Lo conferma una recente ricerca eseguita presso la Queen Mary University di Londra su oltre 8 mila persone che dimostra che il caffè non danneggia le arterie né il cuore.

Analogamente, sul British Medicai Journal,  Ricercatori dell’università di Southampton, dimostrano che dosi moderate di caffè, come quelle sopra indicate, riducono del 17% la mortalità generale, del 19% quella per cause cardiovascolari e, del 18% i tumori del sangue (leucemie, ecc), del fegato, ecc.

Aumento modesto dei tumori del polmone? Sarebbe l’effetto della “sigaretta prima del caffè” e “caffè dopo la sigaretta”. Un rischio che si somma.
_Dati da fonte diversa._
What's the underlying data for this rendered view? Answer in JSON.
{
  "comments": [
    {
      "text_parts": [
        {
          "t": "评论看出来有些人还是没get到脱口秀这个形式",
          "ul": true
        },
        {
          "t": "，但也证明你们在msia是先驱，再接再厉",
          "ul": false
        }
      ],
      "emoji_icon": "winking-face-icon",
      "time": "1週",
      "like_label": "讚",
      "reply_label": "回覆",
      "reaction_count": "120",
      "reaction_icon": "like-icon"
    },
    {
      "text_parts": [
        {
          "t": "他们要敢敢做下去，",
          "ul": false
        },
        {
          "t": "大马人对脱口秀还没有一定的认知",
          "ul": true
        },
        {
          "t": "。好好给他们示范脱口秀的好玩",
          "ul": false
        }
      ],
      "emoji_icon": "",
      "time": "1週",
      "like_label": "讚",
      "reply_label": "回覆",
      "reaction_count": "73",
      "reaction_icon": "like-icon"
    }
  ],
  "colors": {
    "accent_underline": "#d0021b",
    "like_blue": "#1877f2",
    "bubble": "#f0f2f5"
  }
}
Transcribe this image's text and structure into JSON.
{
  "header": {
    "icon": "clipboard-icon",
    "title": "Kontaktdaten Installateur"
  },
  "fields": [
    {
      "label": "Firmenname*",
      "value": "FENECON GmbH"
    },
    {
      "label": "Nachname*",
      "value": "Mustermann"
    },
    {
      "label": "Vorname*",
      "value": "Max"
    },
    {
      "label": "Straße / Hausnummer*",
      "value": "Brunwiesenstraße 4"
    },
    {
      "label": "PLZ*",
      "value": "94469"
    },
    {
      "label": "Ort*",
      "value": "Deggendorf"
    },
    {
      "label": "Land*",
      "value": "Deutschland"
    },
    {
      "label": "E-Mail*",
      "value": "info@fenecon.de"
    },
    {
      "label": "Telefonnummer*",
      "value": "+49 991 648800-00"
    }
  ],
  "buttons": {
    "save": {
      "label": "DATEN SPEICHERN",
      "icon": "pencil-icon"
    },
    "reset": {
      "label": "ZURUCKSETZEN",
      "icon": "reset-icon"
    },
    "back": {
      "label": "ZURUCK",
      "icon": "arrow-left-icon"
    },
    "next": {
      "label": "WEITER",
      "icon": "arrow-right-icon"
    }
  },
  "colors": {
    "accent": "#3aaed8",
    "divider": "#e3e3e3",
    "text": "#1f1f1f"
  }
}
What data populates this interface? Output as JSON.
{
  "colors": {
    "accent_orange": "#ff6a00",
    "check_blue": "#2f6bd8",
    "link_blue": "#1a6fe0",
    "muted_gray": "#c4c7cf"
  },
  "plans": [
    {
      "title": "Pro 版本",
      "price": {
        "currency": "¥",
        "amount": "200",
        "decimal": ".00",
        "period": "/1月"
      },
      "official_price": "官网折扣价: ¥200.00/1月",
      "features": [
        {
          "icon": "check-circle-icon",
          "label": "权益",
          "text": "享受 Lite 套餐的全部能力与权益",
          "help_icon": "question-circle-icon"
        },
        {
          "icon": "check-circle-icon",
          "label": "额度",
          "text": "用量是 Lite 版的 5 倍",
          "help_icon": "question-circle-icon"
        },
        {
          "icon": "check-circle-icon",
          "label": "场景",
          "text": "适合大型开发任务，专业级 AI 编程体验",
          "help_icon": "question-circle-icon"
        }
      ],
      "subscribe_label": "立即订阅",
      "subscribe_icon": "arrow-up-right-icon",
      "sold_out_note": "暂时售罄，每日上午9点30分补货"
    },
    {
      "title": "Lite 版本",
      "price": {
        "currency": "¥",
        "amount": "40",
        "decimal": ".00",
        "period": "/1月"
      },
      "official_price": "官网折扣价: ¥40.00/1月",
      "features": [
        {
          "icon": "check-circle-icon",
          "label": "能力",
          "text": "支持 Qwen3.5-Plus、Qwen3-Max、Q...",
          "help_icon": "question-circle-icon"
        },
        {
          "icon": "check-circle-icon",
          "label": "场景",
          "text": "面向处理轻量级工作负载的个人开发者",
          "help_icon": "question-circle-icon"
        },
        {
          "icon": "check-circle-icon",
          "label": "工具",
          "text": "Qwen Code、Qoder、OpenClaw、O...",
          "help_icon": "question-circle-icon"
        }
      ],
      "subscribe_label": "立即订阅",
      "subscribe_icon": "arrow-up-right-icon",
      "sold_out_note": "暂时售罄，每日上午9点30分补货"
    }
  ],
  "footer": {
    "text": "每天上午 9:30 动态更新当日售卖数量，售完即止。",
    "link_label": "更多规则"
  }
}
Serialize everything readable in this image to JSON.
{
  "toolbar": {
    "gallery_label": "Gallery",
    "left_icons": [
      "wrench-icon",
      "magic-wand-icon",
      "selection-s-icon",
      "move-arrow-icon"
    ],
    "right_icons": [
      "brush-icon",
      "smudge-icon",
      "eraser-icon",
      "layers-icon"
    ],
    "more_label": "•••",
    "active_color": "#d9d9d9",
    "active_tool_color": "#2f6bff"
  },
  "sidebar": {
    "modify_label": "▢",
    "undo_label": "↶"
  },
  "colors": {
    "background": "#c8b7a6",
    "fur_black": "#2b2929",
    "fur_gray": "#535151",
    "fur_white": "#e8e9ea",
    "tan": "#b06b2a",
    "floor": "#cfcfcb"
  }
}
La dr Elina Hyppònen dell’Australian Centre for Precision Health, sulla base dell’osservazione di 350mila adulti, ha messo in guardia: mai oltre cinque-  sei tazzine al giorno poiché, dalla sesta-settima in poi, aumentando progressivamente, si abbassa analogamente anche l’effetto antinfiammatorio e quello antiossidante dei polifenoli e può aumentare la pressione arteriosa.

Ma  attenzione alle “tazzine”. Le varie specie di caffè, le miscele usate, la quantità di polvere ed acqua adoperate nella preparazione, il tempo di contatto polvere/acqua, la temperatura raggiunta condizionano la presenza di caffeina ed altre sostanze.

Il caffè all’americana (“filtrato”) presentato in tazze da 180-200 millitri, con tempo di contatto di 6 minuti circa, contiene 115-120 milligrammi di caffeina (per tazza.

Il caffè “bollito” dei Paesi scandinavi  ne contiene 145 milligrammi e questa preparazione è stata collegata, dalle ricerche scientifiche, con l’aumento del colesterolo nel sangue.

Il caffè dei nostri bar (20-35 millilitri di liquido in una tazzina) ne contiene 40-60 mg. mentre quello della moka casalinga, ben 60-80.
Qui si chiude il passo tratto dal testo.